An Intelligent Search Infrastructure
for Language Resources on the Web
Special Research Initiatives - E-Research SR0567353
Amount(s): 2005: AU$49,018; 2006: AU$49,018
Project Activities: 2005
In 2005, the CIs have engaged in a range of preliminary activities:
- CI Hughes participated in the ARC/ARIIC E-Research Workshop in November 2005
as a representative of this project, presenting a poster describing the research proposed.
- CI Hughes has continued the development of the language crawler software,
and continued to run large scale web crawling experiments in unsupervised language
data acquisition from the web. At the time of this report, more than 1.5 million
URLs have been identified with "interesting" language content for the more than
7000 languages represented in the Ethnologue classification of languages.
- CI Baldwin and CI Hughes have established research collaboration with the
Language Observatory Project (http://www.language-observatory.org), in particular
with Professor Yishiki Mikami from Nagaoka University of Technology (Japan) and
Dr Virach Sornlertlamvanich from the Thai Computational Linguistics Laboratory
(Thailand) . It is anticipated that a visit to Japan to scope technical collaboration
will take place in March 2006; our ARC funded research is largely complementary
to the Language Observatory Project; and to other activities at TCL Lab.

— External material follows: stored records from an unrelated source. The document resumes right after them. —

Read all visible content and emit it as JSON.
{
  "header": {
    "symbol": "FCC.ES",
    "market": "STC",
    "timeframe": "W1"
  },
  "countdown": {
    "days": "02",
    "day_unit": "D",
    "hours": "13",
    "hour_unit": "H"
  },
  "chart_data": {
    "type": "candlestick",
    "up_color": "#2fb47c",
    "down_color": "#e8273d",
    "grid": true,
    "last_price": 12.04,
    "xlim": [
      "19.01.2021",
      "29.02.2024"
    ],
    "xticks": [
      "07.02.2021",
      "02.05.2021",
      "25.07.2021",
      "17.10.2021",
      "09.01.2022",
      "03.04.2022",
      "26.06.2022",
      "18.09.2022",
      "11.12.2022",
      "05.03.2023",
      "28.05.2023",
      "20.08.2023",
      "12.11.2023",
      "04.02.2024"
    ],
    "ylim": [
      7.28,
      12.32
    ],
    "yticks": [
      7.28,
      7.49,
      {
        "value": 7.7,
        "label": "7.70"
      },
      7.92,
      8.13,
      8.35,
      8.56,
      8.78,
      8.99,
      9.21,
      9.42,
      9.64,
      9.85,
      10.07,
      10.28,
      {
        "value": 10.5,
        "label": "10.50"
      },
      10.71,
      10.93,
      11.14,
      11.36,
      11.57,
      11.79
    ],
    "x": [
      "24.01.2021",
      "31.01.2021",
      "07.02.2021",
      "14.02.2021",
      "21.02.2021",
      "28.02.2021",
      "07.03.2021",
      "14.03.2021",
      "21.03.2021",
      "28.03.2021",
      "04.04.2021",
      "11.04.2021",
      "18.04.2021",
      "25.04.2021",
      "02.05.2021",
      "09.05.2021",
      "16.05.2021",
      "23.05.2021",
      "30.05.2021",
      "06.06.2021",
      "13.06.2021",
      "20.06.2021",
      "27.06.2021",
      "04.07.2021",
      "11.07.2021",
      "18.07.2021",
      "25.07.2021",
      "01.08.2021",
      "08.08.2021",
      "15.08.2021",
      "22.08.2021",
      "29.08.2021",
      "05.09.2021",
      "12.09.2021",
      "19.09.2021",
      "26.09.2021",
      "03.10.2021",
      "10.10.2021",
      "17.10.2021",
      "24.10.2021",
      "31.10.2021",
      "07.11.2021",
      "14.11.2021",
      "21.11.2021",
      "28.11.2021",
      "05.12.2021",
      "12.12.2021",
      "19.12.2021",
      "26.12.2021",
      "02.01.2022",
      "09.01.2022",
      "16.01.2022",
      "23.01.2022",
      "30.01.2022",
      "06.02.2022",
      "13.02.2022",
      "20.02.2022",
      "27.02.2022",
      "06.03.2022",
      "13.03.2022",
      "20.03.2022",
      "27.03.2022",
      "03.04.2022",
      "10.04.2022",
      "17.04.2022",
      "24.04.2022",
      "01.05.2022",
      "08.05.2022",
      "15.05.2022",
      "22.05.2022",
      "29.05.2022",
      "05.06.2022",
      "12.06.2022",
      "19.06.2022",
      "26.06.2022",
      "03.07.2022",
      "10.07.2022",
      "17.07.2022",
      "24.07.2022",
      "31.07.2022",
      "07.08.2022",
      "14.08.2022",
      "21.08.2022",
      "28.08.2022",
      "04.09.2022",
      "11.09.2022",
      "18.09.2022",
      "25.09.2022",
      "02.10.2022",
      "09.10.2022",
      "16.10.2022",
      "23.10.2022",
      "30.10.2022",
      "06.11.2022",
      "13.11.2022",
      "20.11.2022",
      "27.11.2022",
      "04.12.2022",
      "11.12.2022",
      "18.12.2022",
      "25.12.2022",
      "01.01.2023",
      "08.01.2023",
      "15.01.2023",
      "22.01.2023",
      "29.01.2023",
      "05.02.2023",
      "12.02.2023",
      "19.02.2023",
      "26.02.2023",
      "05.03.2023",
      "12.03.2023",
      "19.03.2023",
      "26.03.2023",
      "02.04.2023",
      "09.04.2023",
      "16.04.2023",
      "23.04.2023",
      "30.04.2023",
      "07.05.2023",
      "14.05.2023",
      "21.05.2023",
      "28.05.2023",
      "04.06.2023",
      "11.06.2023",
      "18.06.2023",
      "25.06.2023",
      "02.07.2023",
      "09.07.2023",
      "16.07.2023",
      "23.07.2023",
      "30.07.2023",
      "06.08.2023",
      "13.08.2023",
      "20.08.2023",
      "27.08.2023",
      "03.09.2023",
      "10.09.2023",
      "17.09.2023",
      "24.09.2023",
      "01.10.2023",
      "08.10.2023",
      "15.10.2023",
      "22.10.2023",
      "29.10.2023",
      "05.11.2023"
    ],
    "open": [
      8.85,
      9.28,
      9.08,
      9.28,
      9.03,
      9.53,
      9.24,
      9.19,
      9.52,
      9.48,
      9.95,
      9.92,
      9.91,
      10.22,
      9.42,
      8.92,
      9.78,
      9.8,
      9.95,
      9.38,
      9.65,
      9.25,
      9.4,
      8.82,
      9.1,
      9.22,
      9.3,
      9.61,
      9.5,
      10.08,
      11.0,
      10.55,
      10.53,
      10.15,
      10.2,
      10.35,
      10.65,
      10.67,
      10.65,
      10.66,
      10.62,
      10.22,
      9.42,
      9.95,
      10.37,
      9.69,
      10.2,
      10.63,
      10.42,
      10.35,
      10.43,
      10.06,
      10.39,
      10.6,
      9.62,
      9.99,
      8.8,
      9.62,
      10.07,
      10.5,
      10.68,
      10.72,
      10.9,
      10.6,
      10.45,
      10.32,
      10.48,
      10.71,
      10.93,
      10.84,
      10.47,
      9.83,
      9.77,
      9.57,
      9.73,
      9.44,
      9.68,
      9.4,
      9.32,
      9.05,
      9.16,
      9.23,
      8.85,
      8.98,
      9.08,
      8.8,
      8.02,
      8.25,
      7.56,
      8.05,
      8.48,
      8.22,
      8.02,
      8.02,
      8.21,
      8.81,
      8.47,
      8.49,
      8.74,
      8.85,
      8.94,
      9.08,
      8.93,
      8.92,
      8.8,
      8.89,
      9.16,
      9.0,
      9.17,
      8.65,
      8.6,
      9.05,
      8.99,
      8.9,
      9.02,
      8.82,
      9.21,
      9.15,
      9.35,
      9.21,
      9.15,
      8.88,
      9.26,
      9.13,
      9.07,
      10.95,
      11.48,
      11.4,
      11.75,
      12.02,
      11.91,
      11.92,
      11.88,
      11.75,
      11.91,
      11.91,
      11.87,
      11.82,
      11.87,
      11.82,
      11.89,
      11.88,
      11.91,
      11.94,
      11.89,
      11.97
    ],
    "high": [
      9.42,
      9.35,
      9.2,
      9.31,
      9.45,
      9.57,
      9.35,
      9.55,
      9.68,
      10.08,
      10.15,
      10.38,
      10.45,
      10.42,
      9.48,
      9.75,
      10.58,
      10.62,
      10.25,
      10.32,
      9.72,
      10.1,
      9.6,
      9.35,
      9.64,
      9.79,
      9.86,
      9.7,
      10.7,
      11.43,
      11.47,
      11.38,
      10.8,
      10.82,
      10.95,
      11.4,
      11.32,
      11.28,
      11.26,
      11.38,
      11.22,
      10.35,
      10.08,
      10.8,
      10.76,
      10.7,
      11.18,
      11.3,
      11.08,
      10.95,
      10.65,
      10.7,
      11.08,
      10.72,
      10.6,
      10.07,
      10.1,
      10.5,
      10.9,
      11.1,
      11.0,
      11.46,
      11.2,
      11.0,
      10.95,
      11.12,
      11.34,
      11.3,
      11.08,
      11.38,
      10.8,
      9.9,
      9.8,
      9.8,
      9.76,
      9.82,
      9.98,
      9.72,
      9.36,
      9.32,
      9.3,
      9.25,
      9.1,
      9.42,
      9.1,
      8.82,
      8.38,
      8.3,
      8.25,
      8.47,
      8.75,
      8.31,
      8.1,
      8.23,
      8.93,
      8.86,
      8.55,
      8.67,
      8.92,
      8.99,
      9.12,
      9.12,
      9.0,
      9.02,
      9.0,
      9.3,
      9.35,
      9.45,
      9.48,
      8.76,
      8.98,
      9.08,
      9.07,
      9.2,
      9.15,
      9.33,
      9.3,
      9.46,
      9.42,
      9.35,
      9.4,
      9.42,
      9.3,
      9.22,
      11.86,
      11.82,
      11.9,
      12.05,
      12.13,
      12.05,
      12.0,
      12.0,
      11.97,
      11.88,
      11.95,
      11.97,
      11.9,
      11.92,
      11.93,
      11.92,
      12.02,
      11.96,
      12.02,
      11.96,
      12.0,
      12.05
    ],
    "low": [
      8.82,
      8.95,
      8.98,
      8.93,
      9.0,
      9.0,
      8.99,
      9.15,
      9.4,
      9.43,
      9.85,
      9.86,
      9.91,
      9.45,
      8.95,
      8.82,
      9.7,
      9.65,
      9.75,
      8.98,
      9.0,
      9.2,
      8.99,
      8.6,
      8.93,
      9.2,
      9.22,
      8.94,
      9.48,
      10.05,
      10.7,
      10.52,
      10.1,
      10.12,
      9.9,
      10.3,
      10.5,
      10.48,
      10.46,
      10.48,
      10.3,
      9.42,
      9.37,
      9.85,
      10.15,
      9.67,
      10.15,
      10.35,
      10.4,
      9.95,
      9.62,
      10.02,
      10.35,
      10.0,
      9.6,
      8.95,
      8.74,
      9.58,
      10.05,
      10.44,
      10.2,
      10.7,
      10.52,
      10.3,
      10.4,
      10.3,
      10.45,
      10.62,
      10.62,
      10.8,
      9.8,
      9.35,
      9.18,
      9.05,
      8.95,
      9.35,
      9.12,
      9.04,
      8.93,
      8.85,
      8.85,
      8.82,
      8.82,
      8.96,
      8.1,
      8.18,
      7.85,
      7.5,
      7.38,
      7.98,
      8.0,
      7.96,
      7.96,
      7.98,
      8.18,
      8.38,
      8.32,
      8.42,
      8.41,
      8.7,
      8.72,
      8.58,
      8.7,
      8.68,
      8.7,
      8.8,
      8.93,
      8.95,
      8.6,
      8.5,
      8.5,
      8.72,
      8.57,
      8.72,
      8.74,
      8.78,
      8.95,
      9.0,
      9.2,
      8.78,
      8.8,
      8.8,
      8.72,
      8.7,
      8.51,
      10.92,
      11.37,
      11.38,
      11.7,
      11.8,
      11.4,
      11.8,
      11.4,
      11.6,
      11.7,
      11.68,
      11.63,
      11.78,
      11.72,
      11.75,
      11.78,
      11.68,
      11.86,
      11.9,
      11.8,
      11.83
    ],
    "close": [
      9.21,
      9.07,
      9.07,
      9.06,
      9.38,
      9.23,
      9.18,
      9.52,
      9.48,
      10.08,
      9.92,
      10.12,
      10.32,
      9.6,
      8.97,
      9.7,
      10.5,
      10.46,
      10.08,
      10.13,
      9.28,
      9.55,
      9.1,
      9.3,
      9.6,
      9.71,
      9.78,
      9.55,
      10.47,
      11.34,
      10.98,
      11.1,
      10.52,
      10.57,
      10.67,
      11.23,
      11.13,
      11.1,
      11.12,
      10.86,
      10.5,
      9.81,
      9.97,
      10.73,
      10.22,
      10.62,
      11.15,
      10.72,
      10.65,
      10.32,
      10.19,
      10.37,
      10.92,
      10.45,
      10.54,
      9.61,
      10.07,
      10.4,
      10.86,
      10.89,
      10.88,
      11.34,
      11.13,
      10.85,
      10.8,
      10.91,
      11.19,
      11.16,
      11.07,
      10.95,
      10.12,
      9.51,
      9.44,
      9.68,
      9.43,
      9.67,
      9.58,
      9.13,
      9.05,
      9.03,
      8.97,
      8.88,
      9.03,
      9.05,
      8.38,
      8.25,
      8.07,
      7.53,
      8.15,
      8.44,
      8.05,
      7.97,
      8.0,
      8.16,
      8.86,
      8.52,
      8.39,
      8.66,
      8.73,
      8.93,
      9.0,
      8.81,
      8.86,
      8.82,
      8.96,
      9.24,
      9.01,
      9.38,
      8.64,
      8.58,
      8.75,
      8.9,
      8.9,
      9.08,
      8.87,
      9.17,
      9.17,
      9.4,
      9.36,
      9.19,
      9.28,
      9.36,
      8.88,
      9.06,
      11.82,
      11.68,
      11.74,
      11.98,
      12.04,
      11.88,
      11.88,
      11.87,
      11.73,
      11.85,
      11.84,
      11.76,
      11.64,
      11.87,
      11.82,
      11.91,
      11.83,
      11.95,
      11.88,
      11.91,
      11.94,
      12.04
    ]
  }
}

- CI Hughes has led technical engagement with the Advanced Research Computing
unit at The University of Melbourne, resulting in the availability of suitable
computational and data storage infrastructure for the project.
- CI Hughes has supervised a summer intern (Peter Lee) working on the
customisation of digital repository software (E-Prints) to suit the needs of
language archives. This software will be used in a later stage of this project
(acting as the digital repository for the Language Archive to be built in Q3.)
- CI Hughes has established research collaboration with Dr James Hogan at
Queensland University of Technology and a PhD student (Asegir Frimannsson)
working in the area of software localization. In particular, the language
crawler component of this project identifies various types of translation
and localization resources by language which are relevant to software engineering
processes; Hogan and Frimannsson are direct consumers of specific portions
of language crawl data.
Last Updated:
Mon Jan 23 13:17:34 EST 2006